This class provides functions (pipeParallelized()) which take a stream of Callable-elements execute them chunk-wise in parallel and then ouput a sequential stream containing the results. Spliterators are allowed to be stateful. Therefore this version should hopefully not violate any stream operation constraints. This is how the Splitterator can be used (close to a "magic oneliner"):

ExecutorServiceSpliterator.pipeParallelized(stream);

This line takes the stream of Callables stream parallelizes the execution of them and returns a sequential stream containing the results (piping happens lazily -> should work with millions of callables) which can be processed further with regular stream operations.

The implementation of ExecutorServiceSpliteratoris very basic. It should mainly demonstrate how it could be done in principle. The resupplying of the service and the retrieving of the results could be optimized. For example if the resulting stream is allowed to be unordered, a CompletionService could be used.

Calculator
  • 2,769
  • 1
  • 13
  • 18
  • The correct course of action in the `catch` block is to wrap the caught exception in a runtime exception, not to pollute the Stream with nulls. – VGR Jan 01 '17 at 15:35
  • If the stream is processed sequentially, it will map each callable one by one to a future, then wait immediately on the just-created future and process its result before processing the next callable. There will be no parallel processing with this solution. – Didier L Jan 02 '17 at 16:20
  • @DidierL Thank you for pointing this out. I reworked the solution so that it features actual parallel processing. It seems to work as expected, but it relies on some conditions that may not be guaranteed to be fulfilled by the stream implementation. – Calculator Jan 02 '17 at 19:40
0

You are asking for an idiomatic solution. Streams with sideeffects in its behavioral parameters are discouraged (explicitly stated in the javadoc of Stream).

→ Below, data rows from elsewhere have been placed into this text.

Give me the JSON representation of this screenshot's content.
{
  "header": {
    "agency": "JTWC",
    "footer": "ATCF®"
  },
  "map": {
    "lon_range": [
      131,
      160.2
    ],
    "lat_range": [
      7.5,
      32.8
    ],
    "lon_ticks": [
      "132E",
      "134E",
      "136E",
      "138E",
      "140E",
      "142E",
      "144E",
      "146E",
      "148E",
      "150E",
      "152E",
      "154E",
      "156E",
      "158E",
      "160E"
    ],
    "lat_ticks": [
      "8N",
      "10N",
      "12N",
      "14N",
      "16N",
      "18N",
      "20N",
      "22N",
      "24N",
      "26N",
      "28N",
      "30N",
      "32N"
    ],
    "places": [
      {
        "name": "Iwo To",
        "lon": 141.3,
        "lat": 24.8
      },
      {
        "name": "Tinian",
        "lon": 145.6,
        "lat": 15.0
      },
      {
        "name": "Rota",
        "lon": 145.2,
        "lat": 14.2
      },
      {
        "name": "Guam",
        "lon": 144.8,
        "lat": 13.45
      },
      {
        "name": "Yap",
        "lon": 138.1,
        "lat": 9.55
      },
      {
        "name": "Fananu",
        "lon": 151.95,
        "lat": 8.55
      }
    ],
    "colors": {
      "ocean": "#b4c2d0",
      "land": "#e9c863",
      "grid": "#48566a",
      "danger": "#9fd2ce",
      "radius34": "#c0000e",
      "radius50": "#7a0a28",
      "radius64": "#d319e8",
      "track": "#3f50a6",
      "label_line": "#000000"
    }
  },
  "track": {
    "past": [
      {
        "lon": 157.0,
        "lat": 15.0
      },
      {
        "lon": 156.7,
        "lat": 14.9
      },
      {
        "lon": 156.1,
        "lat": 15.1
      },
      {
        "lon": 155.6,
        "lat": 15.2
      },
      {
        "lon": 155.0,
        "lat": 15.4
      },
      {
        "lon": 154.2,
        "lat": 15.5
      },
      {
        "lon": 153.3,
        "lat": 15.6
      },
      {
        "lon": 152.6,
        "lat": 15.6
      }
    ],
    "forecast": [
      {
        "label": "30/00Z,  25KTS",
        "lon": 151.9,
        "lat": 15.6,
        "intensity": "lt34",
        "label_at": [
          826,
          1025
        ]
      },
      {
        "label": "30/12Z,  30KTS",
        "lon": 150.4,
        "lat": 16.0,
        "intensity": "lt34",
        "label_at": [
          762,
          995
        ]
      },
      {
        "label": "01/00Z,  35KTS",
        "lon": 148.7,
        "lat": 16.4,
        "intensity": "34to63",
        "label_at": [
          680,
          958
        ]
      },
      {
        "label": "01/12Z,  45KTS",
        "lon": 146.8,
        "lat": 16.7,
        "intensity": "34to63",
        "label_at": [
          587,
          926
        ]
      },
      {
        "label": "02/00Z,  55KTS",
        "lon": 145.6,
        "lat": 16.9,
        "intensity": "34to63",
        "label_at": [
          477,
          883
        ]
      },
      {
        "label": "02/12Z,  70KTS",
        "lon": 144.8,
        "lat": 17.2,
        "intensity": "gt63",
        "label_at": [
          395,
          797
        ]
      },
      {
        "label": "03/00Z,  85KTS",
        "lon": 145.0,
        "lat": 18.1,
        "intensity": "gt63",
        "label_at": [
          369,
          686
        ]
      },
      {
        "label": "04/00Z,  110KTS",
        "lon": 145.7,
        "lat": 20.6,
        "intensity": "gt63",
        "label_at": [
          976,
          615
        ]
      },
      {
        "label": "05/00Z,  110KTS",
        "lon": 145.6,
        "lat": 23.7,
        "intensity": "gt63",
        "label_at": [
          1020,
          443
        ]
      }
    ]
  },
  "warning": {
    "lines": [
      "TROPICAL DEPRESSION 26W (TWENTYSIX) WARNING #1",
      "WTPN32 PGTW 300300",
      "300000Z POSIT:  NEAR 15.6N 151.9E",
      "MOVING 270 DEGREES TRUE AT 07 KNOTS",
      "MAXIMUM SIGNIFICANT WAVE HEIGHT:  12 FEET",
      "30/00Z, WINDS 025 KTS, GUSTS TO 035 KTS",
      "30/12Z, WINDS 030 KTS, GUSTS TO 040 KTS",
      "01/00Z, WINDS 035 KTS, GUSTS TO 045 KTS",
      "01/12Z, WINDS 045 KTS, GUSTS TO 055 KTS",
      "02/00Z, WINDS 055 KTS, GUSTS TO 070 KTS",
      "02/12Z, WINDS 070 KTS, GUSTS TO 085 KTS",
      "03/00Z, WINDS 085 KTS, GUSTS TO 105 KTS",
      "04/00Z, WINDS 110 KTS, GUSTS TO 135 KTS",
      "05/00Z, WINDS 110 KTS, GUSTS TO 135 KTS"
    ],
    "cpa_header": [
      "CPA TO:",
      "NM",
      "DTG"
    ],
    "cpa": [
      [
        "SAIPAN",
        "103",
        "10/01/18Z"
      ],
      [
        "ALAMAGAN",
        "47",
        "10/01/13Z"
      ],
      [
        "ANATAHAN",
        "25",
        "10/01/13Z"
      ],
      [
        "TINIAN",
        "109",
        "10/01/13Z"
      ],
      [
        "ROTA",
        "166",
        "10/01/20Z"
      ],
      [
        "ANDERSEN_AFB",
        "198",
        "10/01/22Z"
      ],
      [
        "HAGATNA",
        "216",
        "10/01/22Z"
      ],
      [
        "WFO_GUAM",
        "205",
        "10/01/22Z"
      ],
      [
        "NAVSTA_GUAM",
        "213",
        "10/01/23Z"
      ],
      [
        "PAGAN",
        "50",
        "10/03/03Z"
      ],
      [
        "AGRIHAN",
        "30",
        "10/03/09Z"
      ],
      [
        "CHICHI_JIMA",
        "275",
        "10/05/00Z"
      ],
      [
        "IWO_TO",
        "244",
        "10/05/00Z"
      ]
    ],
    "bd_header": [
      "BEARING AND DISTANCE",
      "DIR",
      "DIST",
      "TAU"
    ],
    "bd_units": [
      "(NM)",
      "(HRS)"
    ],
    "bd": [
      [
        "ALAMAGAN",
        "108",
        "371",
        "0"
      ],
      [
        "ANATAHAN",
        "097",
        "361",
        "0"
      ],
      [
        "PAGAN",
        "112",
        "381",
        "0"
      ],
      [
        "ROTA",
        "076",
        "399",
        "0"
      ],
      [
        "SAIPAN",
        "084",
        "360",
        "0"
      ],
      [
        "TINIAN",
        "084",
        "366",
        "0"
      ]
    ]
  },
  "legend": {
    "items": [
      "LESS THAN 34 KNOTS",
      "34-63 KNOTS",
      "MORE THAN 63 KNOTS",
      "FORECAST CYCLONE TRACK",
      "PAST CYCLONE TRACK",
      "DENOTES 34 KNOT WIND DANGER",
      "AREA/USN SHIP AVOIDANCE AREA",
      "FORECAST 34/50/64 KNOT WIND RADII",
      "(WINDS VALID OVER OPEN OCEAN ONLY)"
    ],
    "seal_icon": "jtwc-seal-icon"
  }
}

So the idiomatic solution is basically ExecutorService + Futures and some loops/forEach(). If you have a Stream as parameter, just transform it to a List with the standard Collector.

Something like that:

    ExecutorService service = Executors.newFixedThreadPool(5);
    service.invokeAll(callables).forEach( doSomething );
    // or just
    return service.invokeAll(callables);
k5_
  • 5,450
  • 2
  • 19
  • 27
  • Edit: The stream is accessing over a million objects which will not fit in memory. So I can't convert the stream to a list for `invokeAll`. – Alex R Jan 01 '17 at 01:08
  • Actually the real problem with this solution is that the forEach() executes in parallel, and my `doSomething` must be single-threaded. – Alex R Apr 27 '18 at 23:22
0

First Example:

ExecutorService executor = Executors.newWorkStealingPool();

List<Callable<String>> callables = Arrays.asList(
    () -> "job1", 
    () -> "job2",  
    () -> "job3");

executor.invokeAll(callables).stream().map(future -> {
    return future.get();
}).forEach(System.out::println);

Second Example:

Stream.of("1", "2", "3", "4", "", "5")
      .filter(s->s.length() > 0)
      .parallel()
      .forEachOrdered(System.out::println);
fabfas
  • 2,200
  • 1
  • 21
  • 21
  • Edit: The stream is accessing over a million objects which will not fit in memory. So I can't convert the stream to a list for `invokeAll`. – Alex R Jan 01 '17 at 01:08
  • Will this be helpful? Stream.of("1", "2", "3", "4", "", "5").filter(s->s.length() > 0).parallel().forEachOrdered(System.out::println); – fabfas Jan 01 '17 at 03:32
0
    public static void main(String[] args) {
            testInfititeCallableStream();
        }
        private static void testInfititeCallableStream() {
            ExecutorService service = Executors.newFixedThreadPool(100);
            Consumer<Future<String>> consumeResult = (Future<String> future)->{
                try {
                    System.out.println(future.get());
                } catch (InterruptedException | ExecutionException  e) {
                    e.printStackTrace();
                } 
            };
        getCallableStream().parallel().map(callable -> service.submit(callable)).forEach(consumeResult);   

        }
    private static Stream<Callable<String>> getCallableStream() {
            Random randomWait = new Random();
            return Stream.<Callable<String>>generate(() -> 
new Callable<String>() {
                public String call() throws Exception {
                    //wait for testing
                    long time = System.currentTimeMillis();
                    TimeUnit.MILLISECONDS.sleep(randomWait.nextInt(5000));
                    return time + ":" +UUID.randomUUID().toString();
                };
            }).limit(Integer.MAX_VALUE);
        }
Chota Bheem
  • 1,106
  • 1
  • 13
  • 31
0

None of the other answers worked for me.

I finally settled on something like this (pseudo-code):

ExecutorService executor = Executors.newWorkStealingPool();
CompletionService completor = new CompletionService(executor);
int count = stream.map(completor::submit).count();
while(count-- > 0) {
  SomeClass obj = completor.take();
  consume(obj);
}

The consume(obj) loop is executed sequentially in a single thread while the individual callable tasks asynchronously work their way through the CompletionService's multiple threads. Memory consumption is limited as the CompletionService will have only as many items in progress at a time as there are threads available. The Callables waiting for execution are eagerly materialized from the stream, but the impact of that is negligible compared to the memory each consumes once it starts executing (your use-case may vary).

Alex R
  • 11,364
  • 15
  • 100
  • 180